O 25 de Abril despertou, sobretudo, anseios e possibilidades de justiça social, mas outros houve e que emergiram. Cabe evocar um que ganha atualmente particular interesse e pertinência. Referimo-nos às questões socioambientais, até então praticamente tabu e igualmente riscadas de qualquer possibilidade de contestação como todas as outras. A ideia de construção de uma central nuclear em Ferrel, Peniche, desencadeou um dos protestos mais visíveis e até integrou as “canções de intervenção”.

Mas também Afonso Cautela, um dos mais empedernidos militantes ecológicos, bramiu palavras de ordem e escreveu textos panfletários contra o apelidado “fascista dos campos”, ou seja, o eucalipto. É que depois de, como no caso do Alentejo, os poucos exemplares servirem apenas para sombras junto aos montes e casario, tinham ascendido à condição de mata, como no caso da Serra d’Ossa, secando tudo à volta ou com todo o séquito de consequências nefastas e também visivelmente sociais, em territórios até aí bem produtivos.

Vieram, ainda, à luz do dia as consequências da famigerada campanha do trigo, ideia de Salazar, na década de 30 do século passado, provavelmente o mais devastador abate de azinheiras e sobreiros – suposto obstáculo à mecanização – e o maior atentado ao montado alentejano, grandemente causa de um Alentejo sem sombra.

Num texto sobre as diferentes formas de poluição, Manuela Silva generalizou a expressão, neste domínio, de “uns comem os figos e a outros rebentam-lhe os beiços” para denunciar como os poucos poluidores daí retiravam benefícios, a si confinados, que se traduziam, dramaticamente, em sérios prejuízos para muitos.

Como estudante de sociologia, no então Instituto Universitário e Évora, foi neste contexto que despertei para a causa ecológica ou socioambiental e, principalmente, do ordenamento do território, pela mão de um leque de professores, à cabeça dos quais colocámos Gonçalo Ribeiro Teles, uma das vozes silenciadas pela sua visão premonitória das catastróficas cheias de 1967 cujo número total de mortos ainda é desconhecido.

Esta evocação que agora faço, foi-me suscitada por um deles, ou melhor por uma delas. Tive o grato prazer, a propósito da comemoração dos 30 anos do Parque Natural da Serra de São Mamede, de ouvir a arquiteta paisagista Margarida Cancela de Abreu fazer a história das políticas ambientais e em particular o que se relaciona com a criação dos parques naturais, de zonas protegidas e similares.

De forma pertinente, tornou claro que este foi um dos “legados de Abril” que hoje se afigura como tendo sido decisivo, todavia longe de atingir os seus verdadeiros objetivos.

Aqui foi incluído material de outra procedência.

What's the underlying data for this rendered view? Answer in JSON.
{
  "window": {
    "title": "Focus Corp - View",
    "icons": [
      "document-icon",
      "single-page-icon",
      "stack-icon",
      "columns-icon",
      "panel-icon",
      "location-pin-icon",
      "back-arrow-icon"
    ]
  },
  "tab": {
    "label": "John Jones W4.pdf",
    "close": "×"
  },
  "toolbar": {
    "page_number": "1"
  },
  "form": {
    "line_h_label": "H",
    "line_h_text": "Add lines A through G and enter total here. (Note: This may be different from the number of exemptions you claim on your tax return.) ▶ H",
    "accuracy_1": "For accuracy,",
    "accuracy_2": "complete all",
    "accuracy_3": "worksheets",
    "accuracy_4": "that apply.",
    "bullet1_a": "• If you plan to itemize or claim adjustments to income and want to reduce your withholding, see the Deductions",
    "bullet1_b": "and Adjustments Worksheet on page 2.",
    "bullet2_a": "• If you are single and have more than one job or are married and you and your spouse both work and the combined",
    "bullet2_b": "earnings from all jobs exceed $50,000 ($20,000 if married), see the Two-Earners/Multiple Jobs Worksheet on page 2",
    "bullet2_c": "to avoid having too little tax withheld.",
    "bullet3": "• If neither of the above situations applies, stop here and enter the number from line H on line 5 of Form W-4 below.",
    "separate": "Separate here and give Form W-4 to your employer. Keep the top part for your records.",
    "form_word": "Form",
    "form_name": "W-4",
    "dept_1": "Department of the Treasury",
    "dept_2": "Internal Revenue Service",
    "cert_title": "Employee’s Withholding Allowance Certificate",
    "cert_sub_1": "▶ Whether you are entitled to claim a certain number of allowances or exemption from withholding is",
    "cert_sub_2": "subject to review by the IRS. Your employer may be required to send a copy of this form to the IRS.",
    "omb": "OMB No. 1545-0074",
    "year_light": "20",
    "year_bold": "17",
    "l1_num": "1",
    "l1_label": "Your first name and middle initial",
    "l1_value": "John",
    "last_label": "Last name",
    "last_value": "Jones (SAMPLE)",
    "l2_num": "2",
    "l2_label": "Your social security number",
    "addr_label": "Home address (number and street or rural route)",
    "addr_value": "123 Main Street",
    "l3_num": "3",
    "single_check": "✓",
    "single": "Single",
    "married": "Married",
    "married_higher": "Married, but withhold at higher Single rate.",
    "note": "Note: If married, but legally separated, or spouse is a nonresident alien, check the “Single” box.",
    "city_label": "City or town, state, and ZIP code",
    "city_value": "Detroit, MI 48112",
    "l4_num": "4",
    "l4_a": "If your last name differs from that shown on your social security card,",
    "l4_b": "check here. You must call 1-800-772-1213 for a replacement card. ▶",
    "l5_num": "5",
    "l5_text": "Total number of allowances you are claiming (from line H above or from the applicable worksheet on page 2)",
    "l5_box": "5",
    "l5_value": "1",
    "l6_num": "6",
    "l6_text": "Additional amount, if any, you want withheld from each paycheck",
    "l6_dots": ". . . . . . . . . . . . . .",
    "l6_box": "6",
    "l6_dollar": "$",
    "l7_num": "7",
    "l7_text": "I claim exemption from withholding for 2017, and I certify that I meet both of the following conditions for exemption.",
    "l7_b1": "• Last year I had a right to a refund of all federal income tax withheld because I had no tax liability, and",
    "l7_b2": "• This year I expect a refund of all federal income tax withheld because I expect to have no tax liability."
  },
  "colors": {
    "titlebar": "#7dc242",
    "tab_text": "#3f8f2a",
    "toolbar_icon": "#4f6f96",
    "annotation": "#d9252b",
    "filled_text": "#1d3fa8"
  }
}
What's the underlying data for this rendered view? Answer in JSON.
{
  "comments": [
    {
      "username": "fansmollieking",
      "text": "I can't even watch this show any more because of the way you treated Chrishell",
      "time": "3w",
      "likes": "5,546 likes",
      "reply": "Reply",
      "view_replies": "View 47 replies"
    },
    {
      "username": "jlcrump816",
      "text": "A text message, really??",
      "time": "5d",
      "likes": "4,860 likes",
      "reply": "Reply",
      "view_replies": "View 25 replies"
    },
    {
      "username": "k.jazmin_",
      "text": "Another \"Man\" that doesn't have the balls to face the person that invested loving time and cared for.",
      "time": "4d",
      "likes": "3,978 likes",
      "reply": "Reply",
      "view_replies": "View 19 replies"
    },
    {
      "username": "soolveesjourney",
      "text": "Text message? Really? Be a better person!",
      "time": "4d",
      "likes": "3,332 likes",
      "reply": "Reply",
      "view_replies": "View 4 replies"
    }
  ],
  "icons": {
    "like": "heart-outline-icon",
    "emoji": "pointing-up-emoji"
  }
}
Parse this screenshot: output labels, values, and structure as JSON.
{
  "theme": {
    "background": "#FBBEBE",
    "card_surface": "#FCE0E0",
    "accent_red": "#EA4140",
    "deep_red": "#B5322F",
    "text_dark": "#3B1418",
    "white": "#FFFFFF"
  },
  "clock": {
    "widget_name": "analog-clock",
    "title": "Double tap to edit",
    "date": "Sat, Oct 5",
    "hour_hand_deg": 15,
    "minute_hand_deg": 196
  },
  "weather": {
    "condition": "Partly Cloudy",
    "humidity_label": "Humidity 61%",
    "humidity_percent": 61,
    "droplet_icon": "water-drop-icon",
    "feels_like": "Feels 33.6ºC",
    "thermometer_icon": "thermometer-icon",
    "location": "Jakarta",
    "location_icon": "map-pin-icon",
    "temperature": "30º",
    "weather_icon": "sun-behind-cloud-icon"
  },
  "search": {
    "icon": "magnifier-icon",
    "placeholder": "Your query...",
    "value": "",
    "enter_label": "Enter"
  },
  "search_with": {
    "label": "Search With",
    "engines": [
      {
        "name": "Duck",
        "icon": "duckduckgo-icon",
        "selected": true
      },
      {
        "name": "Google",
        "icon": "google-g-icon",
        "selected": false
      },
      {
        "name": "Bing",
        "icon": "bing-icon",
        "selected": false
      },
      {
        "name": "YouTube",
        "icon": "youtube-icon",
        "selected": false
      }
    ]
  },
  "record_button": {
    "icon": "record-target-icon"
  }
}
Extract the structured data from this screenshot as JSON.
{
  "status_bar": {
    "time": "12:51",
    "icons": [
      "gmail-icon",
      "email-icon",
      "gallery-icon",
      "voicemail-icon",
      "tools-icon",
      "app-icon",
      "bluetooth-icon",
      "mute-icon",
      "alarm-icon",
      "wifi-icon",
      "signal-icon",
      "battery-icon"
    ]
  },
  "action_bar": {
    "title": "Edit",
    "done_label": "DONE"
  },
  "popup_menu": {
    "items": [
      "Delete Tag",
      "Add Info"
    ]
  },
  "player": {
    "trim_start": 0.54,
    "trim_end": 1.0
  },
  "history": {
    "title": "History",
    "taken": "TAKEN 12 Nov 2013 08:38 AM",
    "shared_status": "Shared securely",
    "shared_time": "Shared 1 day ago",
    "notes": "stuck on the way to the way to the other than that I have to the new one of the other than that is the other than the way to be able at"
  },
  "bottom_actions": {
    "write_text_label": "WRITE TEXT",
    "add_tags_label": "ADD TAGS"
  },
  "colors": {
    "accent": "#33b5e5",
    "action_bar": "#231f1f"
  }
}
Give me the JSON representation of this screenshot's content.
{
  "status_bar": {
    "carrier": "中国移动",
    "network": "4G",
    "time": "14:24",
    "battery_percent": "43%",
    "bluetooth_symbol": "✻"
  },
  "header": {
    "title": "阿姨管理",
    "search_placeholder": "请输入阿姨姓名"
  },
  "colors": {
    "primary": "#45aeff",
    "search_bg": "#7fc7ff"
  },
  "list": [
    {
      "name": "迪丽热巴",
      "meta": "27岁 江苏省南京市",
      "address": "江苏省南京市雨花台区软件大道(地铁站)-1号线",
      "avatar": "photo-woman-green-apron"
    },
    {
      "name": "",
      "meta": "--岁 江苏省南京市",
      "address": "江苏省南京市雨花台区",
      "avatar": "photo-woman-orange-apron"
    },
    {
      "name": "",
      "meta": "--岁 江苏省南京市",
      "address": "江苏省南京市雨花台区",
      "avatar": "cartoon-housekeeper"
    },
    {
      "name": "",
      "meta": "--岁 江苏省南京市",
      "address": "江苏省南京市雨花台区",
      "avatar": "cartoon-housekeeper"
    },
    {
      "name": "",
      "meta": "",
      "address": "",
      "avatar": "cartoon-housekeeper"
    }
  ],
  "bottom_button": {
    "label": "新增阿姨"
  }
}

Vincou, de resto, as muitas ameaças que pairavam no ar. Falou de retrocessos, que se tornaram bem visíveis quando se encerraram ou transferiram serviços, avolumando as distâncias para com as comunidades, deixando os responsáveis sem rosto aos seus olhos. E a situação só piorou agora que o parque acaba de fazer 35 anos. Uma face incontornável, pois, de um dos legados de Abril que persiste, em grande medida, por cumprir. Como outros!